Quero dizer o quanto ela está errada e que é péssima no seu trabalho, mas uma parte de mim parece se identificar com o que ela diz.

Não existem memórias vividas na minha cabeça, porém o sentimento de me sentir perdido, de não entender, de não saber com quem eu estava falando, de não reconhecer o meu melhor amigo, é um sentimento pavoroso, como se... Como se eu tivesse medo disso.

— Não acha que seria coincidência demais se o seu amigo de infância e o seu marido possuíssem o mesmo transtorno?

Ouço em silêncio.

— E se eles não sofressem? E se você projetou um medo seu, no Harry e se convenceu de que ele é o inimigo.

Esquece, ela é um lixo em tudo isso. Não lhe dou uma resposta, apenas jogo as bolinhas no chão e me sento no sofá diante da televisão desligada, esperando a hora em que Casablanca passará pela milésima vez.

E assim os dias se repetem.

O mundo exterior parece não existir além daquelas paredes. No pátio, durante o horário da recreação começo a andar pelo perímetro, dedilhar a cerca e observar o outro lado, as ruas desertas, o beco mais escuro que foge ao campo de visão, pelo menos aqui posso tomar sol e pensar. Nunca em coisas boas, é claro.

Sempre penso em Gemma e como ela acabou nessa bagunça.

Mas logo começo a pensar no que a Dra. Turner insinuou, sobre projetar algo em Harry, se esse fosse o caso, isso significaria que ele era inocente, o que automaticamente faria de mim o culpado. Essa é uma história com apenas dois lados possíveis. Eu ou ele.

Mas e se... E se eu for Andrômeda? E se eu fiz tudo isso?
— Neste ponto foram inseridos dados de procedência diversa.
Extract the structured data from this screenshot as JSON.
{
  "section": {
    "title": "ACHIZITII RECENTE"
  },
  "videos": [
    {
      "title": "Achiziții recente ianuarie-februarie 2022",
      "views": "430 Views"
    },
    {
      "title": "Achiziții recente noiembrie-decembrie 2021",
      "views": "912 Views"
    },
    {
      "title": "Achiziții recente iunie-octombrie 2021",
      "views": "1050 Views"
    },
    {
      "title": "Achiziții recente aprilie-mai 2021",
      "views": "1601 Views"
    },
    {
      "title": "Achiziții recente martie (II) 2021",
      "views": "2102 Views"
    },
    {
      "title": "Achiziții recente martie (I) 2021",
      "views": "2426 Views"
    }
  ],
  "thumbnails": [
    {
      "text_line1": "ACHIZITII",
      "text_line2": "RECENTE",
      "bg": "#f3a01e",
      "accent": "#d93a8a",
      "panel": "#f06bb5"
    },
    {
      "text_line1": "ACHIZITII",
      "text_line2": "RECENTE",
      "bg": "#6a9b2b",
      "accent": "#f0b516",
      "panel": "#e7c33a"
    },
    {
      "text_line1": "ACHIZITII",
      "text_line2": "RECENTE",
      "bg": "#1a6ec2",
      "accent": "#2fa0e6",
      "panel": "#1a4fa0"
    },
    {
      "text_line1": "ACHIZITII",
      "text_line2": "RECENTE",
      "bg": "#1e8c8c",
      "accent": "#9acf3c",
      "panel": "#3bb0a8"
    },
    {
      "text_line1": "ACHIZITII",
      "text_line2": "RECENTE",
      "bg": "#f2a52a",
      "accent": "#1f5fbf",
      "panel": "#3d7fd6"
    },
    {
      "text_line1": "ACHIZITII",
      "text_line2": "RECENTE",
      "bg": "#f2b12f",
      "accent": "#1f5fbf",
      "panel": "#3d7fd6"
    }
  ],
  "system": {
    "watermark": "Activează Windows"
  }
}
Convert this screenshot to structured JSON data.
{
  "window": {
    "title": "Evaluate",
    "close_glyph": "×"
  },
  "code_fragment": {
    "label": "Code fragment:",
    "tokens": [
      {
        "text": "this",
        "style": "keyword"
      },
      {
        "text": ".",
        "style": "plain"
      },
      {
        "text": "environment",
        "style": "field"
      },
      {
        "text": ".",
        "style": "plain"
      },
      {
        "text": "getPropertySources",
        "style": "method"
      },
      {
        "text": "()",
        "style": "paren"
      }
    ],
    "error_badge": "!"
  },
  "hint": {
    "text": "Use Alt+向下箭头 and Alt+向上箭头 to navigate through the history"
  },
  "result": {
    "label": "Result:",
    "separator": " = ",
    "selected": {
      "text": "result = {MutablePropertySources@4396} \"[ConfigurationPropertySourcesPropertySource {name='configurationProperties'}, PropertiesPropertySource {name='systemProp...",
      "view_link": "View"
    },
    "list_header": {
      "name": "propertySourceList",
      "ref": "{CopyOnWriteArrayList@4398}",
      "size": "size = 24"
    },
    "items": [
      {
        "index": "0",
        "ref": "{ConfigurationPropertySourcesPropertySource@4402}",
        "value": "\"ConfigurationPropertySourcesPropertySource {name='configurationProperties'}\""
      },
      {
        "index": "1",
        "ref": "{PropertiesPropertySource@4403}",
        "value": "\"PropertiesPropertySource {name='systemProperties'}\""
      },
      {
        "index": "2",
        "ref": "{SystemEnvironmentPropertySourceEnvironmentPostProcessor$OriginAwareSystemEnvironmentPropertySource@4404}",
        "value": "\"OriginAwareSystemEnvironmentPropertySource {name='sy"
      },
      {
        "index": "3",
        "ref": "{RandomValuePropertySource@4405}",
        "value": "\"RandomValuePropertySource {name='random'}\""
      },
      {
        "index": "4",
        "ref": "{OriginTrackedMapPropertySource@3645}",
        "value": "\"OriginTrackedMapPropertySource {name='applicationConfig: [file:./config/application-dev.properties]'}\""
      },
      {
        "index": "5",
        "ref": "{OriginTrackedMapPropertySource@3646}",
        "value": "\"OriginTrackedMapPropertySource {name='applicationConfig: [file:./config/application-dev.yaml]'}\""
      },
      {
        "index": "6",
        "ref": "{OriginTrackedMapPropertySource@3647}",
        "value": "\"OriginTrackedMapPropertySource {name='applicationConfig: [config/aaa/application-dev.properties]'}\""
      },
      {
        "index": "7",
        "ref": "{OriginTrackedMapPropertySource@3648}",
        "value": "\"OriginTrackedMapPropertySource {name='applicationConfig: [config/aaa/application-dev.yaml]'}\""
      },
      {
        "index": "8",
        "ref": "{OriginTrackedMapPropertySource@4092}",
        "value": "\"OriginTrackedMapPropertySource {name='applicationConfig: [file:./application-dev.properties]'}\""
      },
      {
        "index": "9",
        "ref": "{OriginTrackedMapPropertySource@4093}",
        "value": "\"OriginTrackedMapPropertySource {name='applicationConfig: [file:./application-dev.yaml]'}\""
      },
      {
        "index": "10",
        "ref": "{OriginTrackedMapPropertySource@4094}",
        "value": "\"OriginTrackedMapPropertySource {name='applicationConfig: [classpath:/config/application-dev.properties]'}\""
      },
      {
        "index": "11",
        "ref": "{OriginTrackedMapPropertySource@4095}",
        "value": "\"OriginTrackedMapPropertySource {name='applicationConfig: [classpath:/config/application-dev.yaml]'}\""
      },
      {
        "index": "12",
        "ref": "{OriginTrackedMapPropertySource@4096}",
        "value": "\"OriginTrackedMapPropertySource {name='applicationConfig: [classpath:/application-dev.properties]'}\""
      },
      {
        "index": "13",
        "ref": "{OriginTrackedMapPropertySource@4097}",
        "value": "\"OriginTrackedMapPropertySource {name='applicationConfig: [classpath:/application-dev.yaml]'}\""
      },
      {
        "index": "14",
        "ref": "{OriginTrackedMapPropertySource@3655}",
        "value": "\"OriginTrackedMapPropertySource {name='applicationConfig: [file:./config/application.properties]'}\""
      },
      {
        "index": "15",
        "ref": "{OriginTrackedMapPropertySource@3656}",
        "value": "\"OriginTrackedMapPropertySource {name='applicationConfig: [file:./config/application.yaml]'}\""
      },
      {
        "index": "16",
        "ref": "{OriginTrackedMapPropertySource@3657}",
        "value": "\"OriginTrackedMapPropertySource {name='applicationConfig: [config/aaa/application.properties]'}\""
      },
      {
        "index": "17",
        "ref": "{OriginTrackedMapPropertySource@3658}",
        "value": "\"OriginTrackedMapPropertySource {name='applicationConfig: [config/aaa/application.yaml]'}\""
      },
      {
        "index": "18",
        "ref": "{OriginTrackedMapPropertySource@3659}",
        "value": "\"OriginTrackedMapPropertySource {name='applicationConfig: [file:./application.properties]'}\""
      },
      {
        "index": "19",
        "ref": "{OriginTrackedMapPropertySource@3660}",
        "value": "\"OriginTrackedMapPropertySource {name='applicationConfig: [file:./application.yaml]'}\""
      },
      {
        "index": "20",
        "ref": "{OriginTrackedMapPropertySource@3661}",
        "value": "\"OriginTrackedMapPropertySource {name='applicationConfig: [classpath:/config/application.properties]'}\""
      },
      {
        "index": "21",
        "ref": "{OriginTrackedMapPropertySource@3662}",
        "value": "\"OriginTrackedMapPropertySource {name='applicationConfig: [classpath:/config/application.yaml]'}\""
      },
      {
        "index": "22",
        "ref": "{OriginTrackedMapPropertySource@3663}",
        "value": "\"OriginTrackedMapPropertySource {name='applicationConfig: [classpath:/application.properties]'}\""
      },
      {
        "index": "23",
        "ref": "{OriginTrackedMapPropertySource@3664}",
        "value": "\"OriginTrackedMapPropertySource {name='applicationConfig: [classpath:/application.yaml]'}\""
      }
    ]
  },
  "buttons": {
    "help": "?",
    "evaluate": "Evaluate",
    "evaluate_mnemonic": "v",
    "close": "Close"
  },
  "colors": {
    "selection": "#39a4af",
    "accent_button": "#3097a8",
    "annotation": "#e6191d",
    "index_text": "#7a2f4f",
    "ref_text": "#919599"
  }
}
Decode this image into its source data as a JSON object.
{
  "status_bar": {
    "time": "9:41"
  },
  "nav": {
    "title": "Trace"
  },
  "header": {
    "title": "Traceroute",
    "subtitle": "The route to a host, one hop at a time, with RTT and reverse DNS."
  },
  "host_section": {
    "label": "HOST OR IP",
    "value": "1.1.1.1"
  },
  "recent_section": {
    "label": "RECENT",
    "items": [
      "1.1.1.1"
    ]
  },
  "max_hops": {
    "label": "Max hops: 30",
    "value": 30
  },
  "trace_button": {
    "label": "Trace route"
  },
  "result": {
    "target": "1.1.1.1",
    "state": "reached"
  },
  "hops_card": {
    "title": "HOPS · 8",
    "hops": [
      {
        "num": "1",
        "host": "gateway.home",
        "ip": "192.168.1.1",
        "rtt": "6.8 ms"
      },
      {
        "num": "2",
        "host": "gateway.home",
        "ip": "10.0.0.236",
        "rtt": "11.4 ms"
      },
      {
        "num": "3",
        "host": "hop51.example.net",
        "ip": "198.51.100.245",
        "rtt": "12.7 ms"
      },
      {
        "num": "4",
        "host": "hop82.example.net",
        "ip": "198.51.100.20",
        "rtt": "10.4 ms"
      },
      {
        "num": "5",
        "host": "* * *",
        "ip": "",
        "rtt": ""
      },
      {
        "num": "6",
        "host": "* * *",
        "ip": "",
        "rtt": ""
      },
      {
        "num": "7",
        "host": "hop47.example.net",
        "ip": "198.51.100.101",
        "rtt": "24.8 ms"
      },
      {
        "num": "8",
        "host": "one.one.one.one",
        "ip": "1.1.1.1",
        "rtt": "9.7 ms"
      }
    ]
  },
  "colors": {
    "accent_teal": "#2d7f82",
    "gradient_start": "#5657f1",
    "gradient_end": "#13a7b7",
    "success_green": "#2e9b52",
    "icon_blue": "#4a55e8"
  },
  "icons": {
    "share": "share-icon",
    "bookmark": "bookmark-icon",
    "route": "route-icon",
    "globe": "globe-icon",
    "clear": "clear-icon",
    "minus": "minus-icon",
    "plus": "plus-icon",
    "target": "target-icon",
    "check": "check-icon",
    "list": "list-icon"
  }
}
Há tanto que me foge a memória, tanto que se apagou e mesmo assim não deixou de ser realidade e se fui eu quem trouxe Gemma para essa bagunça? E se eu fiz aquilo de propósito? E se eu o estuprei e matei a nossa filha por querer? E se nada do que eu acredito ter ouvido aconteceu de verdade?

Não, não. Nick e Anne sabem a verdade. Eles sabem. Será que sabem? E se eu inventei isso também?

Também? Espere! Isso significa que eu acredito que estou criando uma mentira e se nada do que aconteceu até aqui tiver acontecido de verdade?

Eu sou real?

Algo aqui é real?

Sinto falta de ar e minhas mãos estão tremendo, tem lágrimas brotando em meus olhos e o surto a caminho. Preciso encontrar uma forma de me aterrar. Eu preciso.

Voltamos para dentro, foi um dia cheio e teremos meia hora de descanso nos quartos. Matthew segue na minha frente e uma das enfermeiras no posto está anotando algo quando outra a chama e ela, ela vai ao seu encontro levando o papel e deixando a caneta para trás, pego rapidamente e escondo no bolso.

No momento em que estou sozinho, portas bem trancadas, me esgueirei para onde a câmera não consegue me encarar e ajoelho no canto, pressiono o dedo sobre a ponta da caneta. Com um pouco de força consigo quebrar a parte inferior, tornando o plástico pontiagudo. É só isso, um corte pequeno basta. Vai servir.

Arrasto a ponta pela parte interna do braço, empunhando força ela começa a cortar, superficialmente, mas o bastante para poucas gotas de sangue começarem a expelir.

Era quando eu deveria ter parado.

Mas Lucian estava sentado na cama, balançando a cabeça e dizendo que não era o suficiente. Eu precisava de mais.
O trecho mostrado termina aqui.